Quelles décisions prendre alors que l’on manque de visibilité sur les conséquences humaines et économiques liées à la propagation du Coronavirus ?
D.C. L’une des règles d’or de l’investissement boursier est de ne pas vendre dans la panique. Sur le long terme les actions sont l’une des classes d’actifs les plus performantes. L’Economie américaine a prouvé sa capacité de résilience, à créer des entreprises championnes dans leur domaine. C’est pour cette raison que nous continuons un porter un grand intérêt aux marchés américains, dans le cadre d’un horizon d’investissement à long terme. Il faut garder des liquidités de côté et progressivement augmenter son exposition aux actions, en fonction de l’allocation stratégique prédéfinie.

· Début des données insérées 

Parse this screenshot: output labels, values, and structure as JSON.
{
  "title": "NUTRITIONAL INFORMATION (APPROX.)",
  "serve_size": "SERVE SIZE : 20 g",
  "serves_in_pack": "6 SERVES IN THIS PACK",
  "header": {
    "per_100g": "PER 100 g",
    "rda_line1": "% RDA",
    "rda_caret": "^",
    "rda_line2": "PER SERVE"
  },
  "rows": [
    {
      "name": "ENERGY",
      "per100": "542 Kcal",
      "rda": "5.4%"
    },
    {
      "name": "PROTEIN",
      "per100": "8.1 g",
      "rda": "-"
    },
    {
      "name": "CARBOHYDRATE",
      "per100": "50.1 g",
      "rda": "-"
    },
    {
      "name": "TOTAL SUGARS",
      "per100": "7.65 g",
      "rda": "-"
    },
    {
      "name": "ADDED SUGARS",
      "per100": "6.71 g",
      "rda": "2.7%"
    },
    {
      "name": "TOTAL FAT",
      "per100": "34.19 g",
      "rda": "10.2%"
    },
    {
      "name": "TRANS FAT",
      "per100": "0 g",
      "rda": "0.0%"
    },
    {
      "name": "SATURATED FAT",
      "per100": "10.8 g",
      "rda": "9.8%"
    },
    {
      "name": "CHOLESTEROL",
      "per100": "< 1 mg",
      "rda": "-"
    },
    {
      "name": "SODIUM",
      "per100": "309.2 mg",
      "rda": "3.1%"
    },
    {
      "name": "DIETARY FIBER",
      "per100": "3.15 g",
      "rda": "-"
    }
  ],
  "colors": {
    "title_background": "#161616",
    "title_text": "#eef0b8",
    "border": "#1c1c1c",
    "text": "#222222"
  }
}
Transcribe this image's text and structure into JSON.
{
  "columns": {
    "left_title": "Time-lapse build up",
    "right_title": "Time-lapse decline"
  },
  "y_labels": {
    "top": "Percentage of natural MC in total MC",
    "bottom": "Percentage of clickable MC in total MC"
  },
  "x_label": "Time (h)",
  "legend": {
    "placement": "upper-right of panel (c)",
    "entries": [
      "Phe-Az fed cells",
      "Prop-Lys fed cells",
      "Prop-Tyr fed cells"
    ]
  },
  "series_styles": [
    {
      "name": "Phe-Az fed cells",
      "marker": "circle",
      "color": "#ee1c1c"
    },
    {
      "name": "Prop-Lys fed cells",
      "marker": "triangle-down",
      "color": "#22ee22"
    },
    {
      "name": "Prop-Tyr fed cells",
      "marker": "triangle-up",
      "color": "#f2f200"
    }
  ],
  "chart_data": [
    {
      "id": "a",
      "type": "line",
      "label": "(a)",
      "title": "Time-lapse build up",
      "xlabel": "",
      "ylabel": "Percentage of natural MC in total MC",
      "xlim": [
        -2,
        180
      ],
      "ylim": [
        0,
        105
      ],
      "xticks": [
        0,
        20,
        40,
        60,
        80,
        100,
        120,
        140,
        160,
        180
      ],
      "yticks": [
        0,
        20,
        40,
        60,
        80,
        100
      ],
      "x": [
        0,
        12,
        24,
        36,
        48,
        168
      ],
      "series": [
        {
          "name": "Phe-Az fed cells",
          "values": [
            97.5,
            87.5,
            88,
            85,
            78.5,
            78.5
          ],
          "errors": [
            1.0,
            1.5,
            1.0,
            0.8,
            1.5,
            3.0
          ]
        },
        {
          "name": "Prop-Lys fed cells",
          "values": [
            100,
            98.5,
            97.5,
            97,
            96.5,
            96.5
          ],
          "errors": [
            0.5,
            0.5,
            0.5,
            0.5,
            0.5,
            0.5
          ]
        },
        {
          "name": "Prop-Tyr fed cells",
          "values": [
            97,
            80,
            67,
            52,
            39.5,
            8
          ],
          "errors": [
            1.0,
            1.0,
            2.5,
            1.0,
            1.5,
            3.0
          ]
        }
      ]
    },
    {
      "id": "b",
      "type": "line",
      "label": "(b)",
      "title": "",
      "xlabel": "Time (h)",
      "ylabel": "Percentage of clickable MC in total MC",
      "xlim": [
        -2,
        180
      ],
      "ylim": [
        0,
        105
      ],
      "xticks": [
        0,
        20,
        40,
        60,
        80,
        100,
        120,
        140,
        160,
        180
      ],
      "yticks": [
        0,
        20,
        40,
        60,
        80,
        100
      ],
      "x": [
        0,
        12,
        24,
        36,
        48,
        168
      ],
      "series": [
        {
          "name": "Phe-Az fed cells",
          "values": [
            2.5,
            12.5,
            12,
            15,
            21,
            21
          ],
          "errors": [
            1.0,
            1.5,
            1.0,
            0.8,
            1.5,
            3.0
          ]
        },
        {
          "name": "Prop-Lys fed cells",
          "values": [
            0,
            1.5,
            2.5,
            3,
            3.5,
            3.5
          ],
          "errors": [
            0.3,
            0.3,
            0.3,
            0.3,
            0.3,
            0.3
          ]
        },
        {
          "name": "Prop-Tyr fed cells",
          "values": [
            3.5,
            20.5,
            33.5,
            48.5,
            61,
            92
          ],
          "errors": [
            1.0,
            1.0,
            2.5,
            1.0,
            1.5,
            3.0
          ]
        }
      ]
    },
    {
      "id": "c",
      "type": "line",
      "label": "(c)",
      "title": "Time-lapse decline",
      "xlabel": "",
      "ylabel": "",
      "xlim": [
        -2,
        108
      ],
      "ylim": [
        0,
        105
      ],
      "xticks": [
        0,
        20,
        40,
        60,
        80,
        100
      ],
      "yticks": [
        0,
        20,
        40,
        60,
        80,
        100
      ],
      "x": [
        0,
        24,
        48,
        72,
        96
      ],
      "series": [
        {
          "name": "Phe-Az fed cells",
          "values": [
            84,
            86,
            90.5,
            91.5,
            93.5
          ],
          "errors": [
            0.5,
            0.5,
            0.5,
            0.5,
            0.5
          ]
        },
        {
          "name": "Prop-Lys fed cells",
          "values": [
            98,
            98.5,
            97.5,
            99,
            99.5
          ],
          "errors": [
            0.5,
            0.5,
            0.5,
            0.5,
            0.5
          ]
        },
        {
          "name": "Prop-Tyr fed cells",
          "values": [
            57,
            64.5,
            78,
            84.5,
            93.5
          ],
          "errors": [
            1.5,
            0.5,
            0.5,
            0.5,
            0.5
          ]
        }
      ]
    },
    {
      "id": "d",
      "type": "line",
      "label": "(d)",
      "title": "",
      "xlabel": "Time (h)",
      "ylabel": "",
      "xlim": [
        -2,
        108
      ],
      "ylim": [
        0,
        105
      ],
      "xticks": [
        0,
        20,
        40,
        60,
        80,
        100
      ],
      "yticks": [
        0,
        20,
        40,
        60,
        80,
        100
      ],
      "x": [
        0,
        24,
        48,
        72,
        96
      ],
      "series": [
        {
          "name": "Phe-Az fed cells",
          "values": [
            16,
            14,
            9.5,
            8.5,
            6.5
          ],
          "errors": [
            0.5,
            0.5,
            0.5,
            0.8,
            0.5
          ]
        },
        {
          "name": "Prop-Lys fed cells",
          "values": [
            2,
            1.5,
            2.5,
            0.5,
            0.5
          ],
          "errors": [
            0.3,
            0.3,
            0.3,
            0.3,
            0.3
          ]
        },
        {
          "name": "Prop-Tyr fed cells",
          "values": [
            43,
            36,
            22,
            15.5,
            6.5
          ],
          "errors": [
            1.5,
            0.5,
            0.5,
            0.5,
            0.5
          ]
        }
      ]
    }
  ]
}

A. B-T. Notre rôle est d’accompagner et de conseiller les familles dans la durée, de les aider dans la formulation d’une stratégie d’investissement globale sur le long terme. Au cours des deux derniers mois, les marchés ont effacé une grande partie voire la totalité des gains de 2019. La performance de l’Euro Stoxx sur les 5 dernières années est de -15.5% (en date de clôture du 13 mars). Le point d’entrée est donc relativement attractif pour les investisseurs à long terme. Nous restons toutefois prudents dans le déploiement car la correction n’est peut-être pas encore terminée
Sur le plan financier, 2020 devrait être une année blanche, avec une baisse attendue des bénéfices des entreprises. Les banques centrales et les États ont déjà annoncé des plans de sauvetage massifs ce qui devrait aider à amortir le choc économique du COVID-19. Il est à ce titre possible que les gouvernements utilisent l’arme de l’helicopter-money directement auprès des entreprises ou des consommateurs, sous la forme de baisse de charges sociales, de taxes voire d’impôts. Toutes ces mesures laissent envisager une reprise de la croissance des résultats des entreprises à partir de l’année prochaine. En revanche il faudra être très sélectif dans le choix des secteurs et des sociétés à détenir dans les portefeuilles.